Court ID Discovery Failures

# Graceful fallback to known IDs
if court_info['id'] is None:
    raise ValueError(f"Could not discover court ID for {court_name}. "
                   "Try using the --url option with a pre-built search URL instead.")

Integration with Other Components

With ParserAppealsAL

from opal.configurable_court_extractor import CourtSearchBuilder
from opal.court_case_parser import ParserAppealsAL

# The extractor uses ParserAppealsAL internally
parser = ParserAppealsAL(headless=True, rate_limit_seconds=2)
builder = CourtSearchBuilder()

# Discovery requires parser instance
builder.discover_court_ids(parser)

With Court URL Paginator

from opal.configurable_court_extractor import extract_court_cases_with_params
from opal.court_url_paginator import parse_court_url

# Extract cases and check pagination
results = extract_court_cases_with_params(court='civil', date_period='1m')

# The function internally handles pagination automatically
print(f"Processed {results['pages_processed']} pages")

Performance Considerations

  • Court ID Discovery: Requires web scraping, cached after first discovery
  • Rate Limiting: Built-in 2-second delays between requests
  • Memory Usage: Processes pages sequentially to manage memory
  • Session Management: Custom URLs expire, use parameters for reliability

Troubleshooting

Common Issues

  1. Court ID Discovery Fails
  2. Use --url option with pre-built search URL
  3. Manually set court IDs with set_court_id_manually()

  4. Custom URL Stops Working

  5. URLs are session-based and expire
  6. Switch to parameter-based search
  7. Create new search on website to get fresh URL

  8. No Results Found

  9. Check date range (default is last year)
  10. Verify court has cases in date range
  11. Try broader search criteria

Debug Mode

# Run with headless=False to see browser
# Modify the script to set headless=False in ParserAppealsAL

Complete Example

#!/usr/bin/env python3
from opal.configurable_court_extractor import extract_court_cases_with_params

def main():
    # Extract recent civil appeals
    results = extract_court_cases_with_params(
        court='civil',
        date_period='1m',
        case_category='Appeal',
        exclude_closed=True,
        max_pages=5,
        output_prefix='civil_appeals_recent'
    )

    if results and results['status'] == 'success':
        print(f"✓ Extracted {results['total_cases']} cases")
        print(f"✓ Processed {results['pages_processed']} pages")
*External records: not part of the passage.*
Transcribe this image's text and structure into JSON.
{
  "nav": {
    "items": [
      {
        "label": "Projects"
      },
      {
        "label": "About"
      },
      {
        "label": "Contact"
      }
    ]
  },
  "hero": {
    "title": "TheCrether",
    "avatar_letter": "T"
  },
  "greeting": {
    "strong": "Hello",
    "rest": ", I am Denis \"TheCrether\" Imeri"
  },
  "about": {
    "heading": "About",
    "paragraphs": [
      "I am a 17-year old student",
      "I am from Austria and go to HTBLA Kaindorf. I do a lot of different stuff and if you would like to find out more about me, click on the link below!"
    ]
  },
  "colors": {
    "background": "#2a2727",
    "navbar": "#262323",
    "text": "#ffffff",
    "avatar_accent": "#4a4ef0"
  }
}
        # Show sample cases
        for case in results['cases'][:3]:
            print(f"- {case['case_number']['text']}: {case['case_title']}")
    else:
        print("❌ Extraction failed")

if __name__ == "__main__":
    main()

This extractor provides a powerful interface for accessing Alabama Appeals Court data with flexible search capabilities and robust error handling.